A PEC 125/11 prevê como ponto principal a volta das coligações partidárias, tendo em vista que elas já foram proibidas e agora querem trazê-las de volta, isso é bom ou ruim para o processo eleitoral democrático?
As coligações já se mostraram perniciosas ao processo democrático, sendo, em muitos momentos, utilizadas como moedas de troca e negociatas de bastidores que envolviam o tempo de rádio e TV, vejo como um retrocesso, pois aumenta o fisiologismo e uma prática pouco republicana na sua constituição. A coligação proporcional, passa a ser um boicote à existência dos partidos, que se enfraquecem, não demonstrando seu programa, sua ideologia, e propostas de administração. A coligação vira um grande saco de partidos que pensam totalmente diferente, com programas divergentes, posições ideológicas diametralmente opostas.
Qual a diferença entre o sistema proporcional e o voto distrital que a reforma eleitoral discute?
Numa pesquisa recente, conseguiu-se verificar cerca de doze espécies de montagens de sistemas eleitorais adotados por quase duas centenas de democracias, sendo que essa dúzia, pode ser basicamente agrupada em três grandes grupos. Os de maioria simples, os proporcionais e os mistos. Dos 199 países e territórios do estudo, 91 usavam para eleições legislativas os sistemas majoritários; 72, os de representação proporcional; e 30, os mistos, existindo ainda mais seis outros tipos que não se enquadrariam nesses grupos.

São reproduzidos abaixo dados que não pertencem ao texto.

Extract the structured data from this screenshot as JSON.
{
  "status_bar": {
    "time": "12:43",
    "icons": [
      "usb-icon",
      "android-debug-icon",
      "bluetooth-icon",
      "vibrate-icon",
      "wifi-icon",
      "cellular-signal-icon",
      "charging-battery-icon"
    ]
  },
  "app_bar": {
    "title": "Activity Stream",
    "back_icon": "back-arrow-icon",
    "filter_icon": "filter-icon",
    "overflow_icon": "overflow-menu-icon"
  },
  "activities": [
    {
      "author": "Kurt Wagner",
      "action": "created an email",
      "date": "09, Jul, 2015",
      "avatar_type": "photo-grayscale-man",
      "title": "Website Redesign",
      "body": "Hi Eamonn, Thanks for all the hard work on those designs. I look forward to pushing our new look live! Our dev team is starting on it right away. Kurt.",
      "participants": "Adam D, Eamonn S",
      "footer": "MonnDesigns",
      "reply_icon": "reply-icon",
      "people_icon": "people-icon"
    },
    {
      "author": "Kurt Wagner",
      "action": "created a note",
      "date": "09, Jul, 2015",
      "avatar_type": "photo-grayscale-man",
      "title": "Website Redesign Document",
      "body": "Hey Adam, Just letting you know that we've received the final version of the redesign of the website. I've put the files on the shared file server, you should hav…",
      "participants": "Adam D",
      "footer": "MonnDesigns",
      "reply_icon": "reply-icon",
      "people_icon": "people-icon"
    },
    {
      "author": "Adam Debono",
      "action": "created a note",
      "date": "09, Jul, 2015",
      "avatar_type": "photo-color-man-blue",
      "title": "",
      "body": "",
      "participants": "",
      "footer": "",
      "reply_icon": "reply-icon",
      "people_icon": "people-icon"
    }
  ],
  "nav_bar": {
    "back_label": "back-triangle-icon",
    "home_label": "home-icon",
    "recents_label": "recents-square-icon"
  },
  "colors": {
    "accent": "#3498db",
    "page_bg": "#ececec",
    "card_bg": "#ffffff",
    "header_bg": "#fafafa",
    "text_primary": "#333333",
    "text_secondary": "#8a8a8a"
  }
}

No sistema proporcional, como no Brasil, optou-se pela participação através de ideias, possibilitando um modelo de a lista de candidatos aberta, onde o eleitor vota em qualquer um dos nomes do partido, e o mais votado individualmente conquista a cadeira a que o partido fizer jus. Nos modelos majoritários, adota-se um distrito (região geográfica e/ou com quantidade de eleitores) que pode ser estado ou região, dividindo o número de distritos equivalente ao total de cadeiras em disputa. Em cada distrito, ganha o candidato que obtiver o maior número de simples de votos.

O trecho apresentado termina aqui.